Directors: Mike Ahern, Enda Loughman

Starring: Maeve Higgins, Barry Ward, Will Forte, Claudia O’Doherty

Words – Carly Stevenson

Rose (Maeve Higgins) is a driving instructor with an extraordinary talent: she can communicate with the dead. A kind widower named Martin (Barry Ward) tries to enlist her help when unexplained supernatural forces possess his teenage daughter, but Rose is reluctant to use her gift because of a family tragedy involving her late father, a dog and a puddle.
If you are trying to make sense of the last sentence, don’t bother. Just go and see this film.

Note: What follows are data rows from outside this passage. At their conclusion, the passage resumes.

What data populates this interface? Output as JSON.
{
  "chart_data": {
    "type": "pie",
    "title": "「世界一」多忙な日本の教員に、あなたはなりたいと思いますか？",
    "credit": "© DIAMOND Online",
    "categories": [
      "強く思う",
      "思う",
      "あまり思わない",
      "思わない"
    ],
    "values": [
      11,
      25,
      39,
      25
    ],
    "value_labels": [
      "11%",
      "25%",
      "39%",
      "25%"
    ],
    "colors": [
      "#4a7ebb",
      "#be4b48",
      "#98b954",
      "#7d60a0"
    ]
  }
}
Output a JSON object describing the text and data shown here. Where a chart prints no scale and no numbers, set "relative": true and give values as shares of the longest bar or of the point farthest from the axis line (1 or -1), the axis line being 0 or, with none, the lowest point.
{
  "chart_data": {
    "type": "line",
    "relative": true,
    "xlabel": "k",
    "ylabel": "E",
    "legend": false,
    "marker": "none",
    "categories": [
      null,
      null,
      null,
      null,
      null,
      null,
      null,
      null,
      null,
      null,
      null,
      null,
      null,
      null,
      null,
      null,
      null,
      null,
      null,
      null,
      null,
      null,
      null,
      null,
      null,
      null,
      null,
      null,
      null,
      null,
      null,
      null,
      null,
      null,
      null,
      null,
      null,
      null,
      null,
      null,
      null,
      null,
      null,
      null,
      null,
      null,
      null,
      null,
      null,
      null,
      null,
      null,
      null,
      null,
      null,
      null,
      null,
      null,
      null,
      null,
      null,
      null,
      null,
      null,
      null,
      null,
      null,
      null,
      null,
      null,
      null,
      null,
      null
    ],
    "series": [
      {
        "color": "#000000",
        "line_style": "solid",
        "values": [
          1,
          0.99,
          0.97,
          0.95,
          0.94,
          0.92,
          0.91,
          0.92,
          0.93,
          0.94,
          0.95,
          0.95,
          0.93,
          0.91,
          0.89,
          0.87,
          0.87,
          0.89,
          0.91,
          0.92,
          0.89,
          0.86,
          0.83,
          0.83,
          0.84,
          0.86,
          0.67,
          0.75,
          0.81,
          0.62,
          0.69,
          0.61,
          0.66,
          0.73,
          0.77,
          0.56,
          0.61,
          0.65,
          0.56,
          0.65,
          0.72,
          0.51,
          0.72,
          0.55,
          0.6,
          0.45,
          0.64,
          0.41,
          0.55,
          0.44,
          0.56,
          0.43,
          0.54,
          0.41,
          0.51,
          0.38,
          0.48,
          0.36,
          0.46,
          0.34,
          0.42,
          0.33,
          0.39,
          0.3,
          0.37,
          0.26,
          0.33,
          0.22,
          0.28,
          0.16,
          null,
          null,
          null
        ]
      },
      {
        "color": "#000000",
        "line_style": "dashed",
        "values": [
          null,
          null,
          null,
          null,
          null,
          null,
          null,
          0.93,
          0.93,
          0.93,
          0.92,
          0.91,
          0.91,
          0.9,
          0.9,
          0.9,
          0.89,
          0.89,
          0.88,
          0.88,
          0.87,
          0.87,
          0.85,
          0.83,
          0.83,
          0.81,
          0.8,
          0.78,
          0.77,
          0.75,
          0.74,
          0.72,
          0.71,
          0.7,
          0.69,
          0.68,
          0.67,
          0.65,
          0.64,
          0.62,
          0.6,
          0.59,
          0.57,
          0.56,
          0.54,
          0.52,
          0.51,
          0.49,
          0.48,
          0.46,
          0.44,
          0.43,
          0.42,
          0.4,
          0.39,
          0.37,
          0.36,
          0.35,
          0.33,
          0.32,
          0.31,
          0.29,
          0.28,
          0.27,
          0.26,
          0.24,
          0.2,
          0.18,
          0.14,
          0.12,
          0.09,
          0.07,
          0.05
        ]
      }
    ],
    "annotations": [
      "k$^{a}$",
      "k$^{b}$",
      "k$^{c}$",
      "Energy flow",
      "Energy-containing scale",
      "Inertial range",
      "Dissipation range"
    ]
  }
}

Extra Ordinary has all the cosiness and warmth of a cup of tea or a knitted jumper, which is perhaps the opposite effect one expects from a film about unquiet spirits and satanic rituals, and yet, this wholesome horror comedy hits all the right notes.
Mike Ahern and Enda Loughman’s first feature bears the surrealist quality of The League of Gentleman, only without the creeping sense of unease. The ghosts in this film are belligerent, but in a local, domestic sort of way; they agitate, but they are not harbingers of doom. Even the film’s antagonist (Will Forte) is a camp, pantomime villain, complete with a spooky castle and a cape.

Consistently funny, confidently silly yet surprisingly tender, Extra Ordinary shows a softer side to the things that go bump in the night.